Was it right or socially acceptable to run someone else's lines.. He!! no, but if they weren't tagged with a gear tag he may not have a leg to stand on with a Warden... But if you tag them they would be seen and get run by every river rat out there....


----------



## markbrumbaugh (Jul 13, 2010)

markbrumbaugh said:


> In my younger, dumber days, I'd been known to pick them up to see if anyone was having any luck. I sure wouldn't do that now. But they may have been just curious.


Just to be clear, of course, I never touched their fish but it was till dumb. I could have been shot.


----------



## Lone Eagle (Aug 20, 2009)

It was a felony to steal catfish from someone back when I was a commercial fisherman on this lake. Might still be considered that too.


----------



## fishinganimal (Mar 30, 2006)

Back in the day we tagged our lines but never with a jug or bottle on Lake Houston. We used a weighted hook device and dragged till we got the line. If you left it overnight with a jug kiss your fish goodbye. Sad but true. That would be a hangin offense way back in the day!!!!!!!


----------



## Shrimptail_Hunter (Dec 20, 2008)

They are clearly tagged and they not only stole the fish off the main line they took the clips and hooks with them when my buddy caught them. He was in a bass buggy and they were in a skiff so they just wanted to get out of there quick.


----------



## Whitebassfisher (May 4, 2007)

markbrumbaugh said:


> In my younger, dumber days, I'd been known to pick them up to see if anyone was having any luck. I sure wouldn't do that now. But they may have been just curious.

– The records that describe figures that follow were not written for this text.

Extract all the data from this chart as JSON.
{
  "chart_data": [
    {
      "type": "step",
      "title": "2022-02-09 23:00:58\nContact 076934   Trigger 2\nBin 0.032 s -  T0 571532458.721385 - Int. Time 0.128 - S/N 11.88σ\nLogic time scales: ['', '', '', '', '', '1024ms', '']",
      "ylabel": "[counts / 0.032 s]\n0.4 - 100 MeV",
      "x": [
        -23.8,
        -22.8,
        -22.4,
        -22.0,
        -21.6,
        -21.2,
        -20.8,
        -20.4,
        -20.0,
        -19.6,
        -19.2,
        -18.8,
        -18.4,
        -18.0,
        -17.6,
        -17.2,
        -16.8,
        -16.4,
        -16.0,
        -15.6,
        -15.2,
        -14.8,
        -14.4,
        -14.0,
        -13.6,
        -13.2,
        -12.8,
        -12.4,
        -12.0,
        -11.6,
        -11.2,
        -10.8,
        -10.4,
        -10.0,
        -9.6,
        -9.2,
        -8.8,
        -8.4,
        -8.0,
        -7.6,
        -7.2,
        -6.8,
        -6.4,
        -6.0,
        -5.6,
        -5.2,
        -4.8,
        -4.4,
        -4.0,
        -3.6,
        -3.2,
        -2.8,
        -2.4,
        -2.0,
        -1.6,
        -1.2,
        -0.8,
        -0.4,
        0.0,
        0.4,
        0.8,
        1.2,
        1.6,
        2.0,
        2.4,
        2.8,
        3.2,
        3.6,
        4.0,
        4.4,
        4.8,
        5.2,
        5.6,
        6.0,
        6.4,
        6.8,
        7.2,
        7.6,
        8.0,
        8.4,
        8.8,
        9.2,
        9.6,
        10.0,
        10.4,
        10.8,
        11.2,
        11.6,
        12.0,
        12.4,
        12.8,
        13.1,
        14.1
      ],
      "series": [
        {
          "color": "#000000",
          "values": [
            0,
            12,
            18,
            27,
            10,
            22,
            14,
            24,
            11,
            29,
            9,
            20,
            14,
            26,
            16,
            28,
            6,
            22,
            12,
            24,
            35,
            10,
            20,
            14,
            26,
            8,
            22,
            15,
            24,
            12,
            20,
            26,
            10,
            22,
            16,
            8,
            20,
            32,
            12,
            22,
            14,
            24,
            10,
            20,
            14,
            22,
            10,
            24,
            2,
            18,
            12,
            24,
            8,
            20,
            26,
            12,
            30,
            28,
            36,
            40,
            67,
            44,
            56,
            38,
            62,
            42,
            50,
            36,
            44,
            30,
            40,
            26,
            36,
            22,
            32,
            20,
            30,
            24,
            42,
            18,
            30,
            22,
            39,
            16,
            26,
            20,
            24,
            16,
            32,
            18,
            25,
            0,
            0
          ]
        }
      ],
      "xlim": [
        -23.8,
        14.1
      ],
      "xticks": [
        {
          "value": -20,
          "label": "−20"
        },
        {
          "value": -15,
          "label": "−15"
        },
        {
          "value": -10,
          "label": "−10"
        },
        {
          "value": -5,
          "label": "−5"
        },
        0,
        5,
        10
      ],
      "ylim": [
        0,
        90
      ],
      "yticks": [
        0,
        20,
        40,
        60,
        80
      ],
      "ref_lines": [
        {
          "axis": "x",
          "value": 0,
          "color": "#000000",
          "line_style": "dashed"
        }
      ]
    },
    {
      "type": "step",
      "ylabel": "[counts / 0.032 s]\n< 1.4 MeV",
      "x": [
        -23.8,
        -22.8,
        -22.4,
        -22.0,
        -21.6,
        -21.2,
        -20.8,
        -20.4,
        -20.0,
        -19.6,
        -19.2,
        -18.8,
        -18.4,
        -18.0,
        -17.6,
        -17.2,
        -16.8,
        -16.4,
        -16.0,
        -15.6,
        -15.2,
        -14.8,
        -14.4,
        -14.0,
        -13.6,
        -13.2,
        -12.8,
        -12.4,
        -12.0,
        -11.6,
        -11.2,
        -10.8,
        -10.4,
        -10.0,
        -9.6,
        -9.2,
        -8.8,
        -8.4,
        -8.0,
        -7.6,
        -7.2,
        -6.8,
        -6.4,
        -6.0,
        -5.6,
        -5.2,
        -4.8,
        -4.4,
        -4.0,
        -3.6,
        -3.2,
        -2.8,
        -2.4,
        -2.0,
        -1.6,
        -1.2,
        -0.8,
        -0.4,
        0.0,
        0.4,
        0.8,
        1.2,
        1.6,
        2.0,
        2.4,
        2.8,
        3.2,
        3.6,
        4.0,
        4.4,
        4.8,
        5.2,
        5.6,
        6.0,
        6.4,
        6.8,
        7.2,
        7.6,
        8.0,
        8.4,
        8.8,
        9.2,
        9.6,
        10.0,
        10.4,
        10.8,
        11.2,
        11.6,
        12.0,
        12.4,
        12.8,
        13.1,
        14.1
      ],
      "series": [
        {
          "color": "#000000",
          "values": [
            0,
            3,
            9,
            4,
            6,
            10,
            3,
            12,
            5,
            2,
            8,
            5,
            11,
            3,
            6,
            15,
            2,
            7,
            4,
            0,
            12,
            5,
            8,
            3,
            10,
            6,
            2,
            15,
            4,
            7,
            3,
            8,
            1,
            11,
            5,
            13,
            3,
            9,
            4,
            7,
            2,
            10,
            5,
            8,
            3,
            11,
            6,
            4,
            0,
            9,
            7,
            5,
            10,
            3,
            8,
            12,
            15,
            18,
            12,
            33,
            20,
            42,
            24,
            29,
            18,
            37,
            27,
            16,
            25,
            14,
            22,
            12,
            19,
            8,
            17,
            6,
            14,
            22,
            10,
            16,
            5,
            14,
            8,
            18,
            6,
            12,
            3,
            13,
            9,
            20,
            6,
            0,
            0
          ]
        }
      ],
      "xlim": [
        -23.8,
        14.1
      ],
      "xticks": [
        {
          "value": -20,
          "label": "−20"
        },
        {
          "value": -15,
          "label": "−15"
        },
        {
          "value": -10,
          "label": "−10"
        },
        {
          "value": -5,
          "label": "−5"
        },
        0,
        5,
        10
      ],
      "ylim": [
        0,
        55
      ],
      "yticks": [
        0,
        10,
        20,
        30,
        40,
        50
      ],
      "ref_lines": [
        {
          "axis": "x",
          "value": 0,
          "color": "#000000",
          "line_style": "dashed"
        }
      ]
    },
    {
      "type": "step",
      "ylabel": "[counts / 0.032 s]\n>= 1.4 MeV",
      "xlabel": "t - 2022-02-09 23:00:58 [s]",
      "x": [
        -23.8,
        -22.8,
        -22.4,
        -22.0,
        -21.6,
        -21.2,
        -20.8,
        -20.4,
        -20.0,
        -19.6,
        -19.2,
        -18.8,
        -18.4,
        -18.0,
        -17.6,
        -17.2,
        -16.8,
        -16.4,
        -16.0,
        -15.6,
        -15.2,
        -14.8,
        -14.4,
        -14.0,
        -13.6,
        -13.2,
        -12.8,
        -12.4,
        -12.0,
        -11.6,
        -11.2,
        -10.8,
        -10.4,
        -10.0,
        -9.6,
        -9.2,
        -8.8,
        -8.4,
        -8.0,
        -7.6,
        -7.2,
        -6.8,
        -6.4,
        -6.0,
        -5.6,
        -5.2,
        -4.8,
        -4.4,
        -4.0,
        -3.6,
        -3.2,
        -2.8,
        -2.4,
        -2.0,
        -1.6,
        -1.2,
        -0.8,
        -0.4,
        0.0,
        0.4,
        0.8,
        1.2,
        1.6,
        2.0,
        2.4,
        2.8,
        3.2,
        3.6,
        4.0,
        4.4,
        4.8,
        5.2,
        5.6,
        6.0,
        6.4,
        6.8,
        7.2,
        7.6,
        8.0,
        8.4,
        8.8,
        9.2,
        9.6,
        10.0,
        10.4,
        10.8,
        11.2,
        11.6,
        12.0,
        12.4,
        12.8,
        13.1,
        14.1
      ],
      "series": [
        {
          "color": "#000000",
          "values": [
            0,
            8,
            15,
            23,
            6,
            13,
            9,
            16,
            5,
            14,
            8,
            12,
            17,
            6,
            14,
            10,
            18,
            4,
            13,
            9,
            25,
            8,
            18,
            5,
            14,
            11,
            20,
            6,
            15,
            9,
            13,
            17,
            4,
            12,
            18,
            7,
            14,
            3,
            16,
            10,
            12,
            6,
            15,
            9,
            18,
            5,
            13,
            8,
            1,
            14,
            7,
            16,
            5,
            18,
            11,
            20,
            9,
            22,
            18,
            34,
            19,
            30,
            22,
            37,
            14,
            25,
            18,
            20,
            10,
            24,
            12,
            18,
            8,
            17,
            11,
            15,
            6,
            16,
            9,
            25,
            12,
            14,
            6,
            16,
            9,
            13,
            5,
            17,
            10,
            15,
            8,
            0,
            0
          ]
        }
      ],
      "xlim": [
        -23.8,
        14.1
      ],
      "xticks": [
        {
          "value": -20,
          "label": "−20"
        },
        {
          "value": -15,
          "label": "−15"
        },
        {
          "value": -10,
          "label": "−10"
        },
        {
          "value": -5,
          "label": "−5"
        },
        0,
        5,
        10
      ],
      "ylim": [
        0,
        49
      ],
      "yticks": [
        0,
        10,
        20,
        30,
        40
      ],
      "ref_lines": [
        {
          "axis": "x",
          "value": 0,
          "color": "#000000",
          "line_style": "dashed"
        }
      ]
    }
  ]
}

Mark, I am glad you mentioned the curiosity thing. I have been tempted to look also, but have not. And I don't mean to take the fish, just to see. It is so tempting when you see a jug going crazy. But pulling up the line to look might cause a cat to get off, so I don't do it.


----------



## Lucky Strike (May 25, 2004)

I fished with an old friend years ago in Lake Brownwood. His trotlines were always set deep without a marker back then. He caught a guy running his lines so the next time he went he had has shotgun with him. The guy took off as soon as he could see that it was the man coming to run his lines. He had a smaller motor, but got close enough to stray the guy with bird shot. He never heard anymore from that guy and he never lost his catfish any more. Fun times in about 1968


----------



## SKs Crappie Fishing (Mar 24, 2008)

lake houston is the worlds worst at getting your fish & jugs stolen!!!!


----------